Once you have downloaded metadata files, you can parse them in your favorite programming language, such as R or Python. To understand the individual columns within each metadata file, please refer to the HTAN Data Model.

# Exploring Available Data

The HTAN Data Portal provides a unified interface for filtering and exploring HTAN data sets. Each filter is available at the top of the page:

HTAN Portal:  Filters
HTAN Portal: Filters

To get started, you can click the Atlas pull-down menu, and select the Vanderbilt HTAN center:

HTAN Portal:  Filter by HTAN Center
HTAN Portal: Filter by HTAN Center

Your selection will now be reflected in the user interface:

HTAN Portal:  Filter by Vanderbilt University
HTAN Portal: Filter by Vanderbilt University

If you click the Cases or Biospecimens tabs, you can browse available metadata. Clicking the Files tab will take you to an interactive table listing all files available for download.

HTAN Portal:  Files Tab
HTAN Portal: Files Tab

At this point, the Files tab is likely to contain hundreds of files, and may be difficult to navigate. You can further refine the files table by clicking on the Assay Type or File Type filters. This will trigger pop-up windows that describe the assay and file type categories available within the Vanderbilt project. For example, if you click Assay Type you will see:

HTAN Portal:  Filter by Assay Type
HTAN Portal: Filter by Assay Type

Data that is available within the Vanderbilt project is set to bold. You can therefore see that the Vanderbilt project has Bulk DNA, H&E Images, Multiplex ImmunoFluorescence images and Single Cell RNA Seq Data.

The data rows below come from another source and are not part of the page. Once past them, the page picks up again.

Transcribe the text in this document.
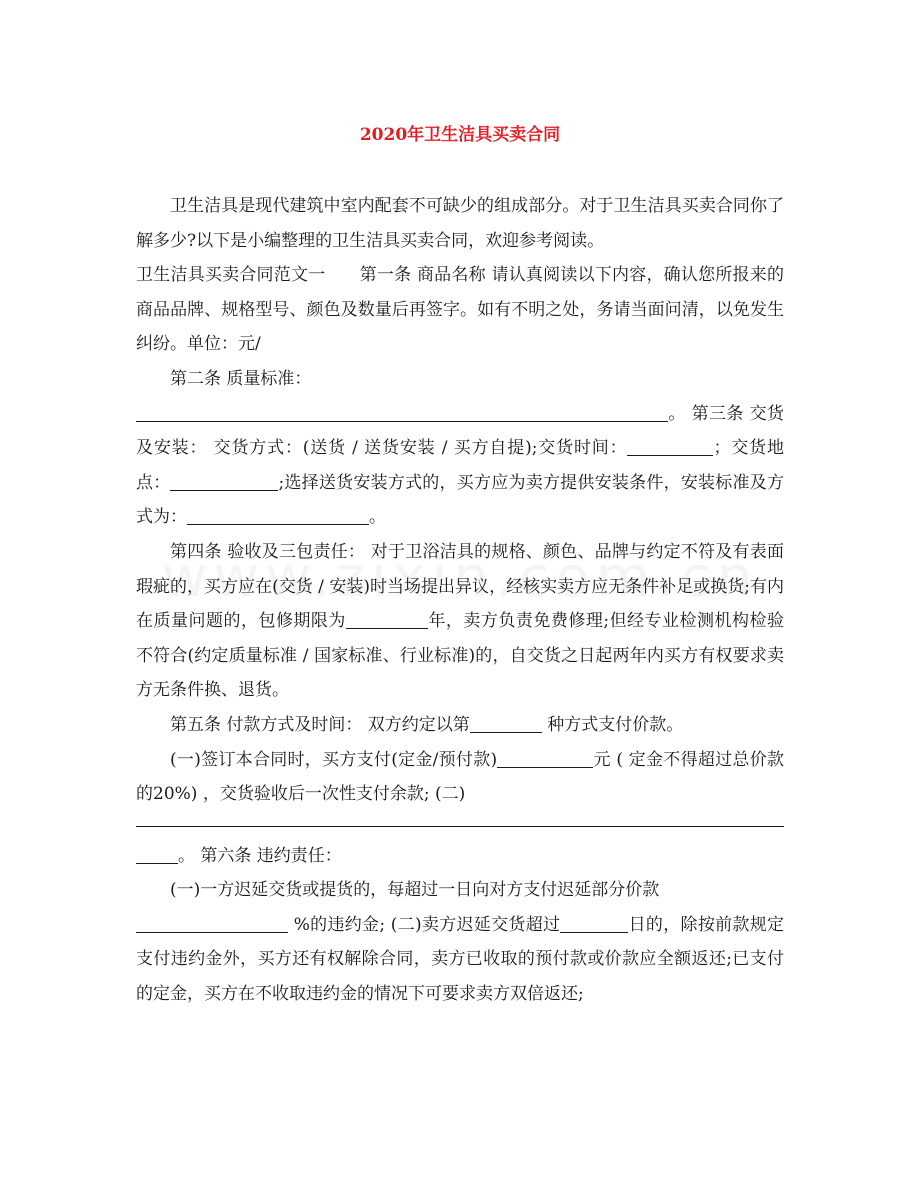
2020年卫生洁具买卖合同

卫生洁具是现代建筑中室内配套不可缺少的组成部分。对于卫生洁具买卖合同你了解多少?以下是小编整理的卫生洁具买卖合同，欢迎参考阅读。

卫生洁具买卖合同范文一 第一条 商品名称 请认真阅读以下内容，确认您所报来的商品品牌、规格型号、颜色及数量后再签字。如有不明之处，务请当面问清，以免发生纠纷。单位：元/

第二条 质量标准：

。 第三条 交货及安装： 交货方式：(送货 / 送货安装 / 买方自提);交货时间：	；交货地点：	;选择送货安装方式的，买方应为卖方提供安装条件，安装标准及方式为：	。

第四条 验收及三包责任： 对于卫浴洁具的规格、颜色、品牌与约定不符及有表面瑕疵的，买方应在(交货 / 安装)时当场提出异议，经核实卖方应无条件补足或换货;有内在质量问题的，包修期限为	年，卖方负责免费修理;但经专业检测机构检验不符合(约定质量标准 / 国家标准、行业标准)的，自交货之日起两年内买方有权要求卖方无条件换、退货。

第五条 付款方式及时间： 双方约定以第	种方式支付价款。

(一)签订本合同时，买方支付(定金/预付款)	元 ( 定金不得超过总价款的20%) ，交货验收后一次性支付余款; (二)

。 第六条 违约责任：

(一)一方迟延交货或提货的，每超过一日向对方支付迟延部分价款

%的违约金; (二)卖方迟延交货超过	日的，除按前款规定支付违约金外，买方还有权解除合同，卖方已收取的预付款或价款应全额返还;已支付的定金，买方在不收取违约金的情况下可要求卖方双倍返还;
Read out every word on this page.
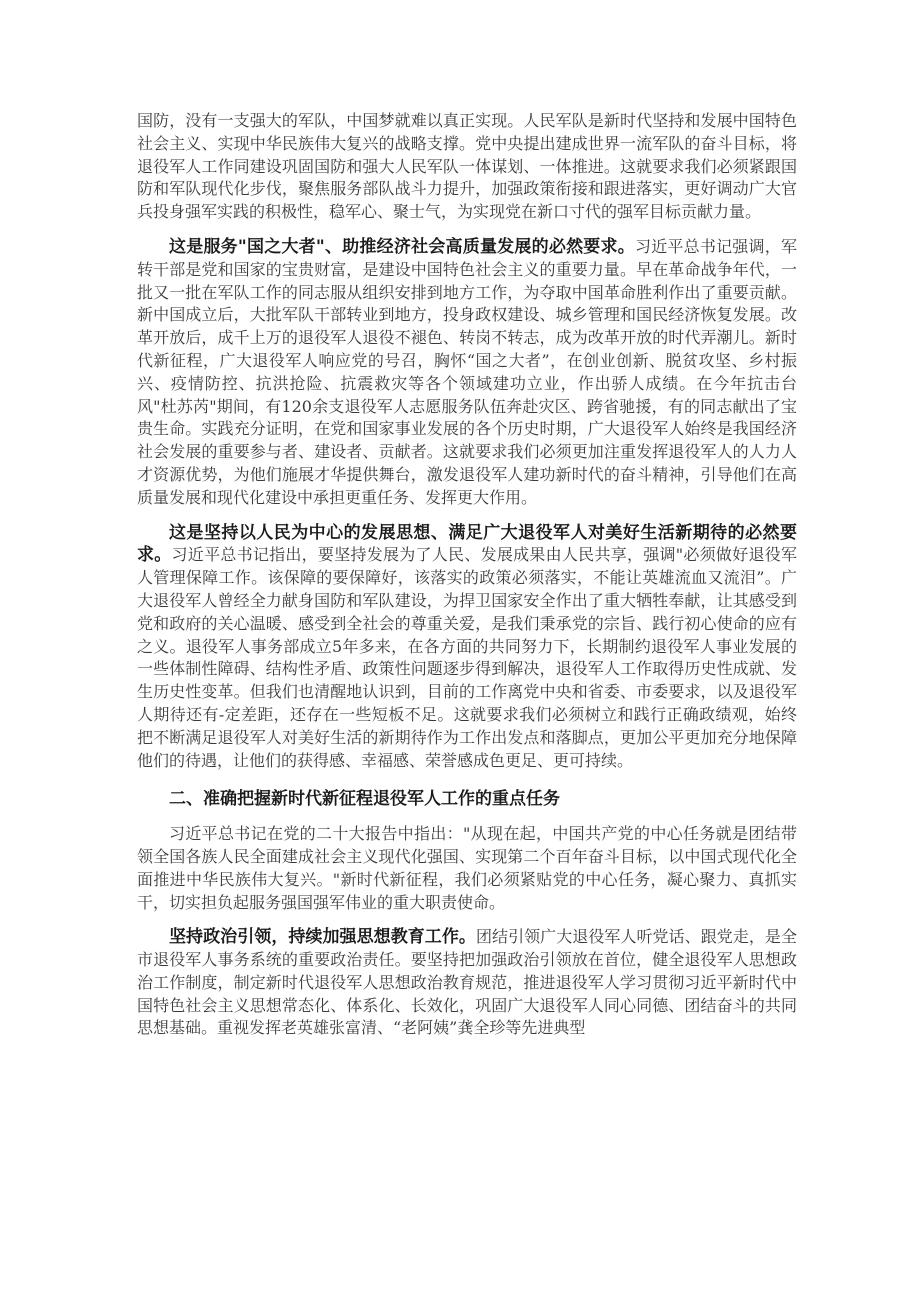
国防，没有一支强大的军队，中国梦就难以真正实现。人民军队是新时代坚持和发展中国特色社会主义、实现中华民族伟大复兴的战略支撑。党中央提出建成世界一流军队的奋斗目标，将退役军人工作同建设巩固国防和强大人民军队一体谋划、一体推进。这就要求我们必须紧跟国防和军队现代化步伐，聚焦服务部队战斗力提升，加强政策衔接和跟进落实，更好调动广大官兵投身强军实践的积极性，稳军心、聚士气，为实现党在新口寸代的强军目标贡献力量。

这是服务"国之大者"、助推经济社会高质量发展的必然要求。习近平总书记强调，军转干部是党和国家的宝贵财富，是建设中国特色社会主义的重要力量。早在革命战争年代，一批又一批在军队工作的同志服从组织安排到地方工作，为夺取中国革命胜利作出了重要贡献。新中国成立后，大批军队干部转业到地方，投身政权建设、城乡管理和国民经济恢复发展。改革开放后，成千上万的退役军人退役不褪色、转岗不转志，成为改革开放的时代弄潮儿。新时代新征程，广大退役军人响应党的号召，胸怀“国之大者”，在创业创新、脱贫攻坚、乡村振兴、疫情防控、抗洪抢险、抗震救灾等各个领域建功立业，作出骄人成绩。在今年抗击台风"杜苏芮"期间，有120余支退役军人志愿服务队伍奔赴灾区、跨省驰援，有的同志献出了宝贵生命。实践充分证明，在党和国家事业发展的各个历史时期，广大退役军人始终是我国经济社会发展的重要参与者、建设者、贡献者。这就要求我们必须更加注重发挥退役军人的人力人才资源优势，为他们施展才华提供舞台，激发退役军人建功新时代的奋斗精神，引导他们在高质量发展和现代化建设中承担更重任务、发挥更大作用。

这是坚持以人民为中心的发展思想、满足广大退役军人对美好生活新期待的必然要求。习近平总书记指出，要坚持发展为了人民、发展成果由人民共享，强调"必须做好退役军人管理保障工作。该保障的要保障好，该落实的政策必须落实，不能让英雄流血又流泪”。广大退役军人曾经全力献身国防和军队建设，为捍卫国家安全作出了重大牺牲奉献，让其感受到党和政府的关心温暖、感受到全社会的尊重关爱，是我们秉承党的宗旨、践行初心使命的应有之义。退役军人事务部成立5年多来，在各方面的共同努力下，长期制约退役军人事业发展的一些体制性障碍、结构性矛盾、政策性问题逐步得到解决，退役军人工作取得历史性成就、发生历史性变革。但我们也清醒地认识到，目前的工作离党中央和省委、市委要求，以及退役军人期待还有-定差距，还存在一些短板不足。这就要求我们必须树立和践行正确政绩观，始终把不断满足退役军人对美好生活的新期待作为工作出发点和落脚点，更加公平更加充分地保障他们的待遇，让他们的获得感、幸福感、荣誉感成色更足、更可持续。

二、准确把握新时代新征程退役军人工作的重点任务

习近平总书记在党的二十大报告中指出："从现在起，中国共产党的中心任务就是团结带领全国各族人民全面建成社会主义现代化强国、实现第二个百年奋斗目标，以中国式现代化全面推进中华民族伟大复兴。"新时代新征程，我们必须紧贴党的中心任务，凝心聚力、真抓实干，切实担负起服务强国强军伟业的重大职责使命。

坚持政治引领，持续加强思想教育工作。团结引领广大退役军人听党话、跟党走，是全市退役军人事务系统的重要政治责任。要坚持把加强政治引领放在首位，健全退役军人思想政治工作制度，制定新时代退役军人思想政治教育规范，推进退役军人学习贯彻习近平新时代中国特色社会主义思想常态化、体系化、长效化，巩固广大退役军人同心同德、团结奋斗的共同思想基础。重视发挥老英雄张富清、“老阿姨”龚全珍等先进典型
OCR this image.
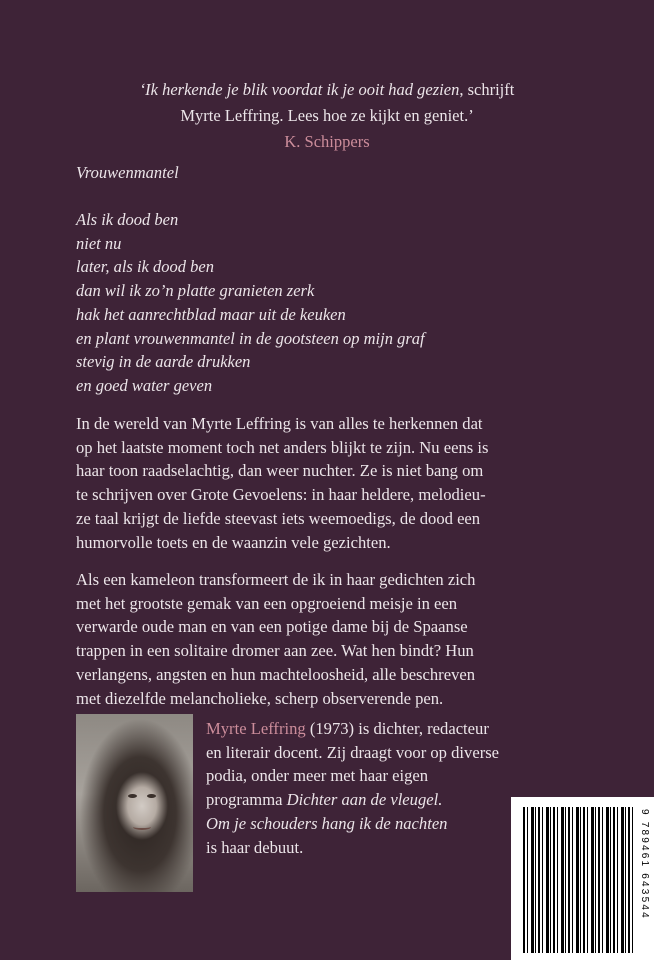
‘Ik herkende je blik voordat ik je ooit had gezien, schrijft
Myrte Leffring. Lees hoe ze kijkt en geniet.’
K. Schippers
Vrouwenmantel
Als ik dood ben
niet nu
later, als ik dood ben
dan wil ik zo’n platte granieten zerk
hak het aanrechtblad maar uit de keuken
en plant vrouwenmantel in de gootsteen op mijn graf
stevig in de aarde drukken
en goed water geven
In de wereld van Myrte Leffring is van alles te herkennen dat
op het laatste moment toch net anders blijkt te zijn. Nu eens is
haar toon raadselachtig, dan weer nuchter. Ze is niet bang om
te schrijven over Grote Gevoelens: in haar heldere, melodieu-
ze taal krijgt de liefde steevast iets weemoedigs, de dood een
humorvolle toets en de waanzin vele gezichten.
Als een kameleon transformeert de ik in haar gedichten zich
met het grootste gemak van een opgroeiend meisje in een
verwarde oude man en van een potige dame bij de Spaanse
trappen in een solitaire dromer aan zee. Wat hen bindt? Hun
verlangens, angsten en hun machteloosheid, alle beschreven
met diezelfde melancholieke, scherp observerende pen.
Myrte Leffring (1973) is dichter, redacteur
en literair docent. Zij draagt voor op diverse
podia, onder meer met haar eigen
programma Dichter aan de vleugel.
Om je schouders hang ik de nachten
is haar debuut.	9 789461 643544
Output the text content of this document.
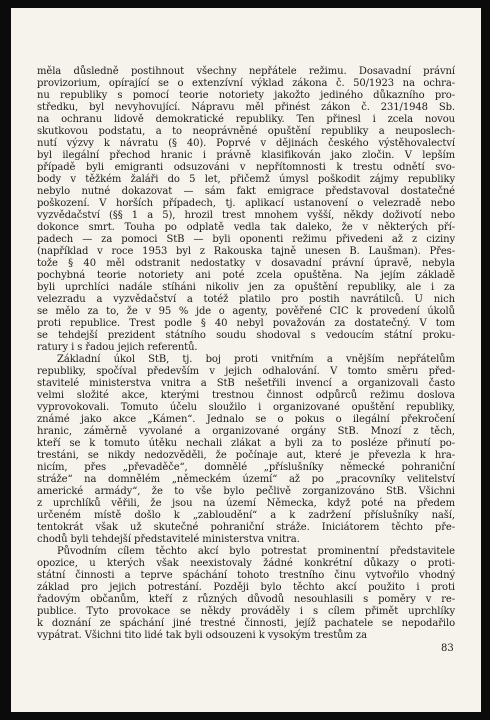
měla důsledně postihnout všechny nepřátele režimu. Dosavadní právní
provizorium, opírající se o extenzívní výklad zákona č. 50/1923 na ochra-
nu republiky s pomocí teorie notoriety jakožto jediného důkazního pro-
středku, byl nevyhovující. Nápravu měl přinést zákon č. 231/1948 Sb.
na ochranu lidově demokratické republiky. Ten přinesl i zcela novou
skutkovou podstatu, a to neoprávněné opuštění republiky a neuposlech-
nutí výzvy k návratu (§ 40). Poprvé v dějinách českého výstěhovalectví
byl ilegální přechod hranic i právně klasifikován jako zločin. V lepším
případě byli emigranti odsuzováni v nepřítomnosti k trestu odnětí svo-
body v těžkém žaláři do 5 let, přičemž úmysl poškodit zájmy republiky
nebylo nutné dokazovat — sám fakt emigrace představoval dostatečné
poškození. V horších případech, tj. aplikací ustanovení o velezradě nebo
vyzvědačství (§§ 1 a 5), hrozil trest mnohem vyšší, někdy doživotí nebo
dokonce smrt. Touha po odplatě vedla tak daleko, že v některých pří-
padech — za pomoci StB — byli oponenti režimu přivedeni až z ciziny
(například v roce 1953 byl z Rakouska tajně unesen B. Laušman). Přes-
tože § 40 měl odstranit nedostatky v dosavadní právní úpravě, nebyla
pochybná teorie notoriety ani poté zcela opuštěna. Na jejím základě
byli uprchlíci nadále stíháni nikoliv jen za opuštění republiky, ale i za
velezradu a vyzvědačství a totéž platilo pro postih navrátilců. U nich
se mělo za to, že v 95 % jde o agenty, pověřené CIC k provedení úkolů
proti republice. Trest podle § 40 nebyl považován za dostatečný. V tom
se tehdejší prezident státního soudu shodoval s vedoucím státní proku-
ratury i s řadou jejich referentů.
Základní úkol StB, tj. boj proti vnitřním a vnějším nepřátelům
republiky, spočíval především v jejich odhalování. V tomto směru před-
stavitelé ministerstva vnitra a StB nešetřili invencí a organizovali často
velmi složité akce, kterými trestnou činnost odpůrců režimu doslova
vyprovokovali. Tomuto účelu sloužilo i organizované opuštění republiky,
známé jako akce „Kámen“. Jednalo se o pokus o ilegální překročení
hranic, záměrně vyvolané a organizované orgány StB. Mnozí z těch,
kteří se k tomuto útěku nechali zlákat a byli za to posléze přinutí po-
trestáni, se nikdy nedozvěděli, že počínaje aut, které je převezla k hra-
nicím, přes „převaděče“, domnělé „příslušníky německé pohraniční
stráže“ na domnělém „německém území“ až po „pracovníky velitelství
americké armády“, že to vše bylo pečlivě zorganizováno StB. Všichni
z uprchlíků věřili, že jsou na území Německa, když poté na předem
určeném místě došlo k „zabloudění“ a k zadržení příslušníky naší,
tentokrát však už skutečné pohraniční stráže. Iniciátorem těchto pře-
chodů byli tehdejší představitelé ministerstva vnitra.
Původním cílem těchto akcí bylo potrestat prominentní představitele
opozice, u kterých však neexistovaly žádné konkrétní důkazy o proti-
státní činnosti a teprve spáchání tohoto trestního činu vytvořilo vhodný
základ pro jejich potrestání. Později bylo těchto akcí použito i proti
řadovým občanům, kteří z různých důvodů nesouhlasili s poměry v re-
publice. Tyto provokace se někdy prováděly i s cílem přimět uprchlíky
k doznání ze spáchání jiné trestné činnosti, jejíž pachatele se nepodařilo
vypátrat. Všichni tito lidé tak byli odsouzeni k vysokým trestům za
83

If you click scRNA-seq, the file table will automatically update. You can then select the File Type filter to drill-down even further:

HTAN Portal:  Filter by File Type
HTAN Portal: Filter by File Type

Clicking Level 4 here will now filter the File table to only include Level 4 sequencing data that consists of Single Cell RNA Seq h5ad formatted files:

HTAN Portal:  Multiple Filters Enabled
HTAN Portal: Multiple Filters Enabled

Note that you can remove any existing filters by clicking on any of the “chips” in the page header. For example, if you want to remove the Level 4 filter, just click the Level 4 chip:

HTAN Portal:  Removing Filters
HTAN Portal: Removing Filters

Clicking View Details on any of these files will pop open a metadata table. For example:

HTAN Portal:  Metadata Details
HTAN Portal: Metadata Details

# Downloading Open Access Data

Once you have specified your filter criteria, the Files tab will display all matching files. At this point, you may see two types of files:

  • Open Access Files; and
  • Access Controlled Files

Once registered and logged into Synapse, you can then click through from the HTAN Data Portal to the corresponding page on Synapse. For example, this CSV file corresponds to single cell data generated by the Vanderbilt project:

Synapse Page
Synapse Page

You can click the Download Options button to download the file. To retrieve the same file via R, Python or via the command line, click the Download Options button and select Programmatic Options.

To download access-controlled files, please refer to Access Controlled Data Access.